Postmortem for habitat.sh DNS issues on 2016-07-22

outage
ops
postmortem

#1

2016-07-22 - Habitat DNS issue

Start every PM stating the following

  1. This is a blameless Post Mortem.
  2. We will not focus on the past events as they pertain to “could’ve”, “should’ve”, etc.
  3. All follow up action items will be assigned to a team/individual before the end of the meeting. If the item is not going to be top priority leaving the meeting, don’t make it a follow up item.

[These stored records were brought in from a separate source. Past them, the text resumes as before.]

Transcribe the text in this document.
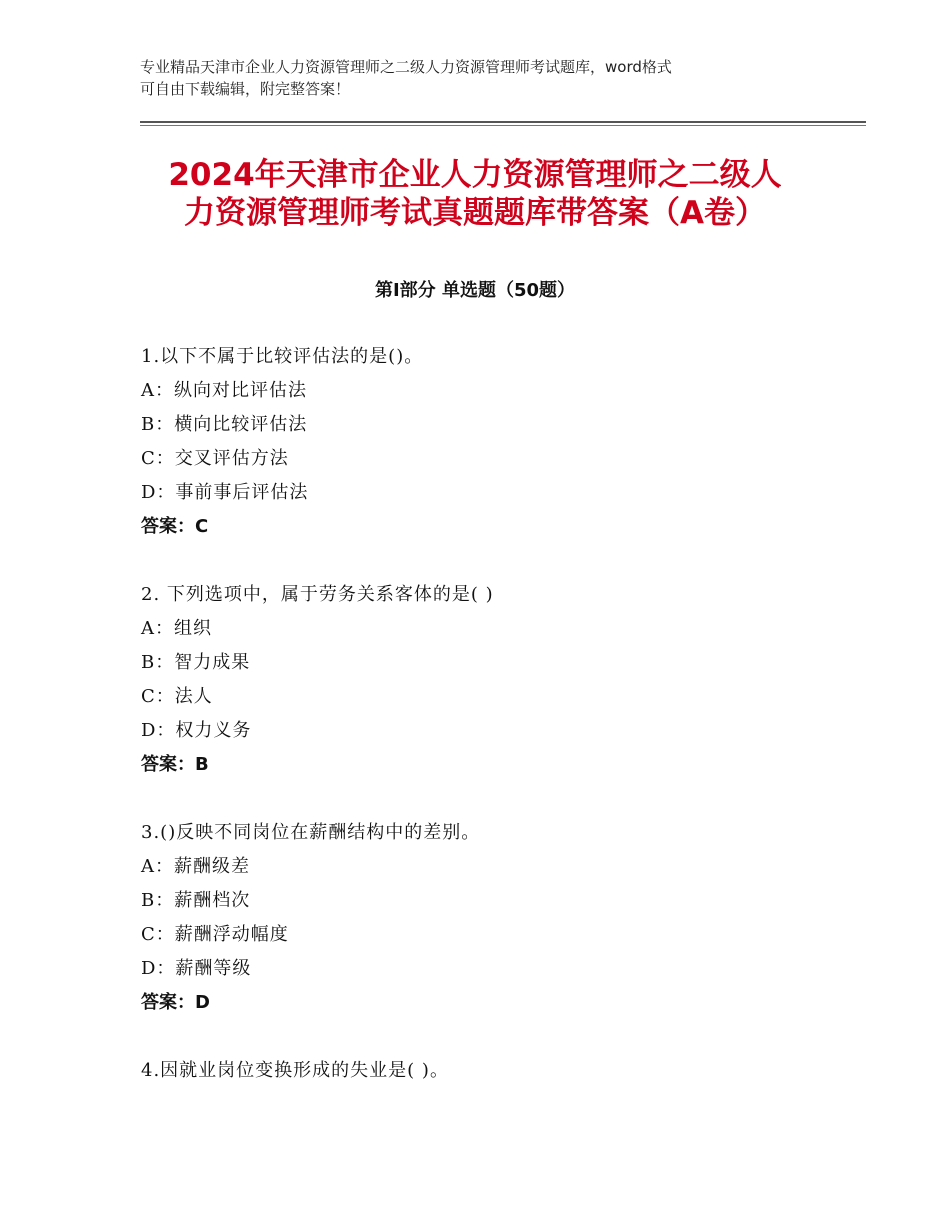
专业精品天津市企业人力资源管理师之二级人力资源管理师考试题库，word格式
可自由下载编辑，附完整答案！
2024年天津市企业人力资源管理师之二级人
力资源管理师考试真题题库带答案（A卷）
第Ⅰ部分 单选题（50题）
1.以下不属于比较评估法的是()。
A：纵向对比评估法
B：横向比较评估法
C：交叉评估方法
D：事前事后评估法
答案：C
2. 下列选项中，属于劳务关系客体的是( )
A：组织
B：智力成果
C：法人
D：权力义务
答案：B
3.()反映不同岗位在薪酬结构中的差别。
A：薪酬级差
B：薪酬档次
C：薪酬浮动幅度
D：薪酬等级
答案：D
4.因就业岗位变换形成的失业是( )。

Incident Leader: Dave Parfitt

Description

Habitat.sh DNS issues

Timeline

All times in UTC

Searching for core/hab-pkg-dockerize in remote https://willem.habitat.sh/v1/depot
» Installing core/hab-pkg-dockerize
✗✗✗
✗✗✗ failed to lookup address information: Try again
✗✗✗
  • 6:48 PM: Dave Parfitt checks https://cachecheck.opendns.com/, app.habitat.sh and willem.habitat.sh are returning SERVFAIL from around the world.
  • 6:49 PM: Jamie Winsor asks if DNS entries were entered manually since the last incident.
    • Route53 DNS entries WERE entered manually, it was determined at the previous postmortem that no actions were need to update Terraform.
  • 6:51 PM: Dave Parfitt declares the incident, starts a zoom session.
  • 6:53 PM: Jamie Winsor updates the Terraform DNS info via https://github.com/habitat-sh/cloud-environments/pull/13
  • 6:54 PM: PR has been Terraform applied
  • 7:09 PM: Route53 NS records are correct
  • 7:13 PM: TTL is 172800 (2 days)
  • 7:28 PM: periodically checking DNS via https://cachecheck.opendns.com/
  • 7:28 PM: contacted Chef ops, including Ben Rockwood, Josh Brand, Mark Harrison
  • 7:30 PM: Mark Harrison suggests clicking the “Refresh Cache” button on the OpenDNS check page.
  • 7:32 PM: Josh Brand flushes the Google DNS cache
  • 7:33 PM: all OpenDNS checks return success
  • 7:36 PM: incident closed

Contributing Factor(s)

Changes applied manually during ChefConf Habitat DNS issue were not committed to the Terraform repo.

Stabilization Steps

Apply the correct DNS settings to Habitat Terraform repo.

Impact

  • Some users couldn’t access the site. Terraform apply has been run 3 days prior, with a 2 day TTL.
  • hooks from Github couldn’t hit the site

Corrective Actions

  • process for updating Terraform pinned to the Habichat #operations room
  • clarify what should and shouldn’t be applied through Terraform for Habitat:
    • everything to do with AWS is applied through TF
    • Fastly’s TF provider doesn’t suit our needs
  • if there are changes that need to be made manually, escalate to the owner of the project.
    • there shouldn’t be manual changes.

Link to meeting recording

Note: videos will soon move to Youtube, the following link will contain the latest:


#2

Hello -

I’ve attached a permanent Youtube link for the postmortem on 2016-07-22.

Cheers -
Dave